The FASB issued ASU No. 2020-01, Clarifying the Interaction between Topic 321, Topic 323, and Topic 815 (ASU 2020-01) which provides guidance clarifying interactions between various standards governing investments in equity securities. The guidance addresses accounting for the transition into and out of the equity method and measurement of certain purchased options and forward contracts to acquire investments. We adopted ASU 2020-01 effective January 1, 2022 and there was no material impact to our balance sheets and statements of operations.


The FASB issued ASU No. 2021-04, Issuer’s Accounting for Certain Modifications or Exchanges of Freestanding Equity-Classified Written Call Options, (ASU 2021-04) which provides clarification and reduces diversity in practice with respect to an issuer’s accounting for modifications or exchanges of freestanding equity-classified written call options (such as warrants) that remain equity classified after modification or exchange. We adopted ASU 2021-04 effective January 1, 2022 and there was no material impact to our balance sheets and statements of operations.

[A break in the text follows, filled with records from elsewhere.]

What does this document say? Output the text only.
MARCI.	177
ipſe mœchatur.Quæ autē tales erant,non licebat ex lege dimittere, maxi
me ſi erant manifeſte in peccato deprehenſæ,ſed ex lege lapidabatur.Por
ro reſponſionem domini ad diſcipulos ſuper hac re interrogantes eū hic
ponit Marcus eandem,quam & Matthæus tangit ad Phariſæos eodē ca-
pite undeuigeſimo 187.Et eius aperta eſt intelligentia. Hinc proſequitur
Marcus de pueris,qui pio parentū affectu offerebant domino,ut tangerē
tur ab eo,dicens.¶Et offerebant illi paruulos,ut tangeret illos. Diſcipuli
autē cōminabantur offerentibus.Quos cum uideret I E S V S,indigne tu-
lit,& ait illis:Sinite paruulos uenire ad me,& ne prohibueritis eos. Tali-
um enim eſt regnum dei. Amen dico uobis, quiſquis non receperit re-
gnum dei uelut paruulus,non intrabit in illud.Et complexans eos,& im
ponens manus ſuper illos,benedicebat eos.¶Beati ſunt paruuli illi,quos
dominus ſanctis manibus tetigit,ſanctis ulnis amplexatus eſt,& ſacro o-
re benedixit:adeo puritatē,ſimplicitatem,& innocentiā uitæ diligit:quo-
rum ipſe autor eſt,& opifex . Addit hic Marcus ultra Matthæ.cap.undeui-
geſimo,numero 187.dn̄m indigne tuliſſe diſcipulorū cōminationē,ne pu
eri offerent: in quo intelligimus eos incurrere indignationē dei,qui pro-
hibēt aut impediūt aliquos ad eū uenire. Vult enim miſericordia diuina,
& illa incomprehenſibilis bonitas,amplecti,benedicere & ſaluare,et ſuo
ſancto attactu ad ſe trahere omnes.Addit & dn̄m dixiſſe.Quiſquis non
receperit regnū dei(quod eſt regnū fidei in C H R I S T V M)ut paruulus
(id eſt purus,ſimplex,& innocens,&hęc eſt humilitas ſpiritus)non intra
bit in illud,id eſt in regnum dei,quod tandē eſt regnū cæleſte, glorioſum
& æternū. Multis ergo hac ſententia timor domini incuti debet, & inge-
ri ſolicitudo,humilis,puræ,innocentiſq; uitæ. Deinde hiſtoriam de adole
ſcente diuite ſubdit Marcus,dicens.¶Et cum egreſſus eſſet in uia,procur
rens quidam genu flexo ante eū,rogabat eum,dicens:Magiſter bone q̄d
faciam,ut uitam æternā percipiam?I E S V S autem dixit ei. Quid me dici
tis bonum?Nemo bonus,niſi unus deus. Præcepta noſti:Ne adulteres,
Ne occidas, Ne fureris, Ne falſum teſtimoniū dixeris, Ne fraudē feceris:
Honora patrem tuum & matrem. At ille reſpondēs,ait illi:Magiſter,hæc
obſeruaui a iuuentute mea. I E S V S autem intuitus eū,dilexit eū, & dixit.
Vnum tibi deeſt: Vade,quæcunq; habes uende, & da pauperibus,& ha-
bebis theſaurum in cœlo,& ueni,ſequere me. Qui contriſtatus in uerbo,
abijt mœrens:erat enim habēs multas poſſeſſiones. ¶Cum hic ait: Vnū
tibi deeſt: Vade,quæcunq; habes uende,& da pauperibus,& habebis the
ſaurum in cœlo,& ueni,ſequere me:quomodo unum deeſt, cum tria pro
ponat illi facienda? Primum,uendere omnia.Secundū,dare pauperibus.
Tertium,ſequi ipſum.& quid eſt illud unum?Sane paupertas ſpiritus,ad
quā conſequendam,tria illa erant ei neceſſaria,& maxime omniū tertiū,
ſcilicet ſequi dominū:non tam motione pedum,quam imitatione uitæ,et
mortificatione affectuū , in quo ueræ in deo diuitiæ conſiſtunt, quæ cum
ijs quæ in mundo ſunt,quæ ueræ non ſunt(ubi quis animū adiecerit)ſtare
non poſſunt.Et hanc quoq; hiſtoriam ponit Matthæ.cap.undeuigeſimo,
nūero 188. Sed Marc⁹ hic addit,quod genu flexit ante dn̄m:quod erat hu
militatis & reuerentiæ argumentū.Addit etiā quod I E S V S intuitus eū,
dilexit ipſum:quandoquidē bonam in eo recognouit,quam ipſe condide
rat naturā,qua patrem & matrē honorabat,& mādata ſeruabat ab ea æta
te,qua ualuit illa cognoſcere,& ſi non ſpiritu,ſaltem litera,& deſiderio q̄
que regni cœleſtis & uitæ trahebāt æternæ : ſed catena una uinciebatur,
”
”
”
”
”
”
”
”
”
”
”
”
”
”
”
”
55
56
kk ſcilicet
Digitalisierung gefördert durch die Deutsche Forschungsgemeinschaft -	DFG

Recent Accounting Pronouncements Pending Adoption


The FASB issued ASU No. 2016-13, Measurement of Credit Losses on Financial Instruments (ASU 2016-13) which introduced a new model for recognizing credit losses on financial instruments based on estimated current expected credit losses, or CECL. ASU 2016-13 requires and entity to estimate CECL on trade receivables at inception, based on historical information, current conditions, and reasonable and supportable forecasts. ASU 2016-13, and subsequent amendments, is effective for us beginning on January 1, 2023. We are currently evaluating the impact of the adoption of ASU 2016-13 on our consolidated financial statements.

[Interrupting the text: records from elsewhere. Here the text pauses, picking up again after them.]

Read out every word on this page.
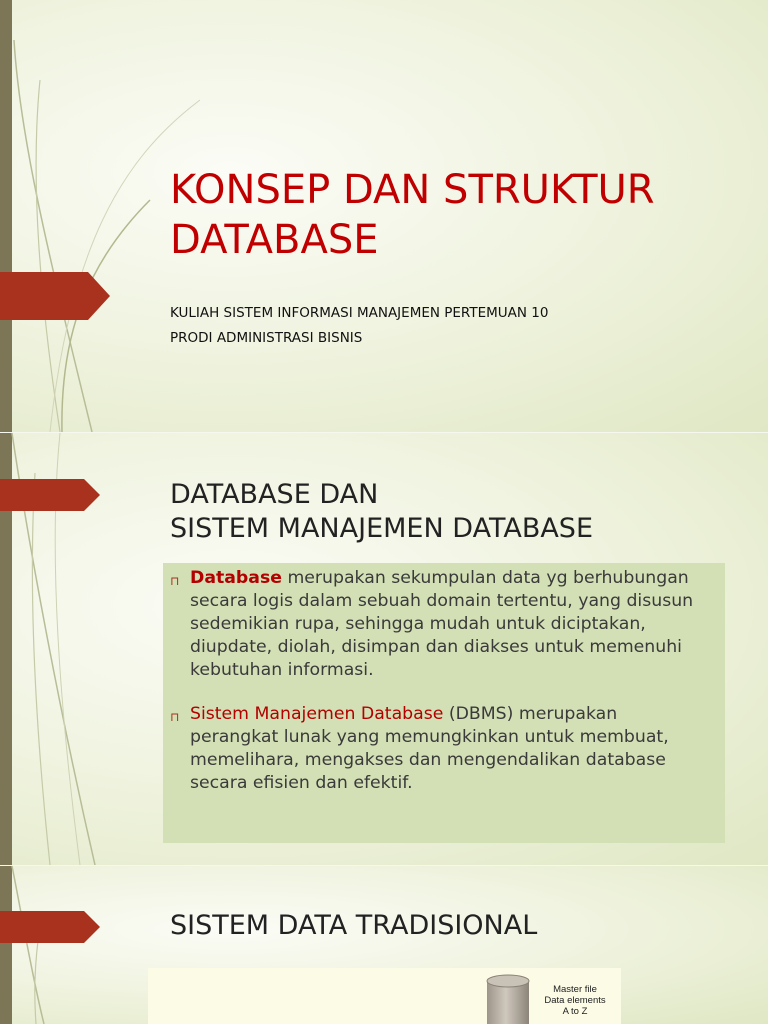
KONSEP DAN STRUKTUR DATABASE

KULIAH SISTEM INFORMASI MANAJEMEN PERTEMUAN 10

PRODI ADMINISTRASI BISNIS

DATABASE DAN
SISTEM MANAJEMEN DATABASE

⊓ Database merupakan sekumpulan data yg berhubungan secara logis dalam sebuah domain tertentu, yang disusun sedemikian rupa, sehingga mudah untuk diciptakan, diupdate, diolah, disimpan dan diakses untuk memenuhi kebutuhan informasi.

⊓ Sistem Manajemen Database (DBMS) merupakan perangkat lunak yang memungkinkan untuk membuat, memelihara, mengakses dan mengendalikan database secara efisien dan efektif.

SISTEM DATA TRADISIONAL

Master file
Data elements
A to Z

The FABS issued ASU No. 2020-06, Accounting for Convertible Instruments and Contracts in an Entity's Own Equity (ASU 2020-06), which simplified the accounting for convertible instruments. ASU 2020-06 eliminated certain models that require separate accounting for embedded conversion features, in certain cases. Additionally, among other changes, ASU 2020-06 eliminates certain of the conditions for equity classification for contracts in an entity's own equity. ASU 2020-06 also requires entities to use the if-converted method for all convertible instruments in the diluted earnings per share calculation and include the effects of shares settlement for instruments that may be settled in cash or shares, except for certain liability-classified share-based payment awards. ASU 2020-06 is required to be adopted by us beginning on January 1, 2023 and must be applied using either a modified or full retrospective approach. We are currently evaluating the impact ASU 2020-06 will have on our consolidated financial statements.


The FASB issued ASU No. 2021-08, Accounting for Contract Assets and Contract Liabilities from Contracts with Customers (ASU 2021-08), which amends the accounting related to contract assets and liabilities acquired in business combinations. Under current GAAP, an entity generally recognizes assets and liabilities acquired in a business combination, including contract assets and contract liabilities arising from revenue contracts with customers, at fair value on the acquisition date. ASU 2021-08 requires that entities recognize and measure contract assets and contract liabilities acquired in a business combination in accordance with ASC Topic 606, Revenue from Contracts with Customers. ASU 2021-08 is effective for fiscal years beginning after December 15, 2022, including interim periods within those fiscal years, and should be applied prospectively to businesses combinations occurring on or after the effective date of the amendment. We are currently evaluating the impact this guidance will have on our consolidated financial statements.